A guy with a chronic ear infection once cured himself by simply transferring some earwax from his good ear to his bad one, presumably moving beneficial bacteria in the process (Specter 2012). A healthy person's sinuses harbor 1200 bacterial species, whereas someone with sinusitis has only 900 different strains. Those missing 300 species could be protecting against noxious microbes. All animals have their own unique microbiomes -- domesticated food animals fed antibiotics often gain weight just as people with diminished microbiomes become obese. Because of its implications for human health, the human microbiome has become the subject of intense study by the National Institute of Health. Interestingly, microbiomes of males differ from those in females (Bolnick et al. 2014).
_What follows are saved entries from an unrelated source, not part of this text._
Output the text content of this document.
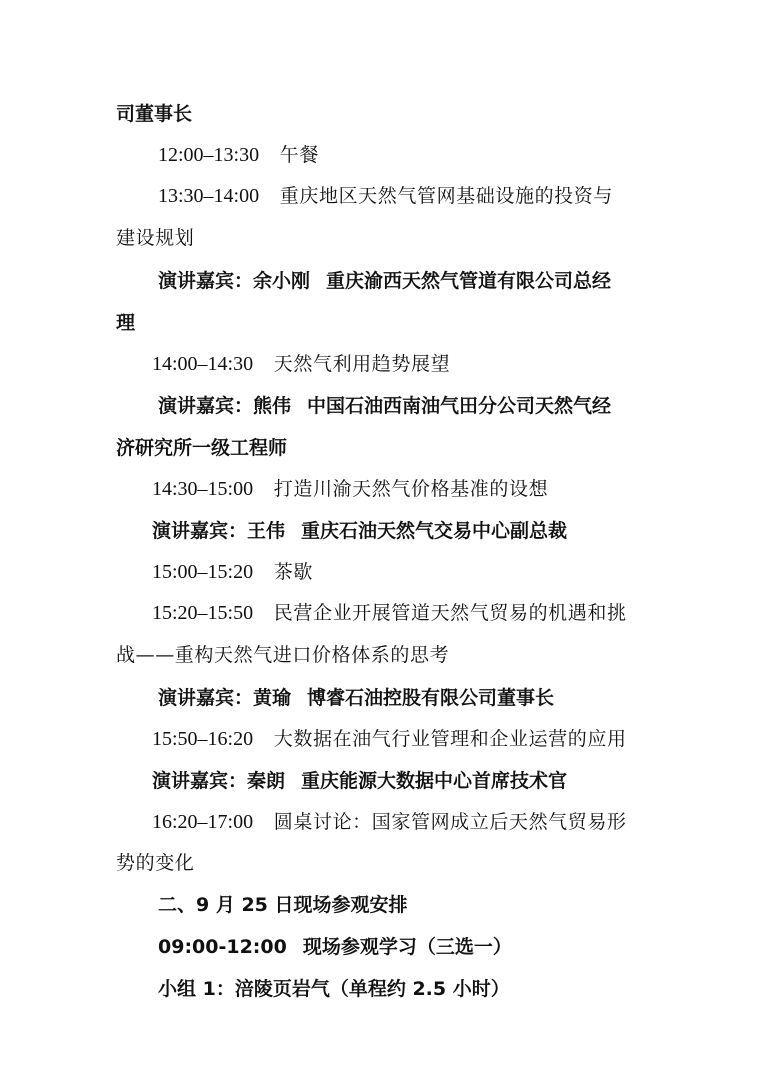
司董事长
12:00–13:30 午餐
13:30–14:00 重庆地区天然气管网基础设施的投资与
建设规划
演讲嘉宾：余小刚 重庆渝西天然气管道有限公司总经
理
14:00–14:30 天然气利用趋势展望
演讲嘉宾：熊伟 中国石油西南油气田分公司天然气经
济研究所一级工程师
14:30–15:00 打造川渝天然气价格基准的设想
演讲嘉宾：王伟 重庆石油天然气交易中心副总裁
15:00–15:20 茶歇
15:20–15:50 民营企业开展管道天然气贸易的机遇和挑
战——重构天然气进口价格体系的思考
演讲嘉宾：黄瑜 博睿石油控股有限公司董事长
15:50–16:20 大数据在油气行业管理和企业运营的应用
演讲嘉宾：秦朗 重庆能源大数据中心首席技术官
16:20–17:00 圆桌讨论：国家管网成立后天然气贸易形
势的变化
二、9 月 25 日现场参观安排
09:00-12:00 现场参观学习（三选一）
小组 1：涪陵页岩气（单程约 2.5 小时）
People can be classified into different enterotypes. This finding could lead to replacement treatments to restore missing bacteria and might even provide treatments for allergies, asthma, obesity, and tooth decay. The Human Microbiome Project has called for systematic fecal samples from many individuals to evaluate interindividual differences in gut microbial communities (Lampe 2008).

About ten percent of us harbor Clostridium difficile, which is normally held in check by other residents of the gut. When these companion bacteria are destroyed by antibiotics, C. difficile can erupt causing severe diarrhea and intestinal inflammatory disease. In extreme cases, destruction of the microbiome is so severe that doctors have had to resort to fecal transplants from healthy donors to re-innoculate the intestines of people whose microbiomes have become incomplete.

Darwin suggested the appendix, a pouch off the human large bowel, is a vestigial organ. When it becomes inflamed with a bacterial infection, appendicitis can be life threatening -- some surgeons remove the appendix as a normal proactive procedure whenever a patient's body cavity is opened up. Recently, however, Bollinger et al. (2007) have suggested the appendix could have an adaptive function serving as a "safe house" (a sort of "bomb shelter") for our commensal bacteria, facilitating recolonization of the colon by beneficial bacteria following exposure to antibiotics or pathogens.

References

Bollinger, R R, A S Barbas, E L Bush, S S Lin, and W Parker. 2007. Biofilms in the large bowel suggest an apparent function of the human vermiform appendix. Journal of Theoretical Biology 249:826-831.

Bolnick, D I, L K Snowberg, P E Hirsch, L Christian, C L Lauber, E Org, B Parks, A J Lusis, R Knight, J G Caporaso, and R Svanba ̈ck. 2014. Individual diet has sex-dependent effects on vertebrate gut microbiota. Nature Communications |5:4500 | DOI: 10.1038/ncomms5500 | 1-13.

Buckman, R. 2003. Human Wildlife: The Life that Lives on Us: Johns Hopkins University Press.

Lampe, J W. 2008. The Human Microbiome Project: Getting to the Guts of the Matter in Cancer Epidemiology. Cancer Epidemiol Biomarkers Prev 17 (October 2008): 2523-2524.

Specter, M. 2012. Germs are Us: Bacteria make us sick. Do they also keep us alive? New Yorker (October 2012): 32-39.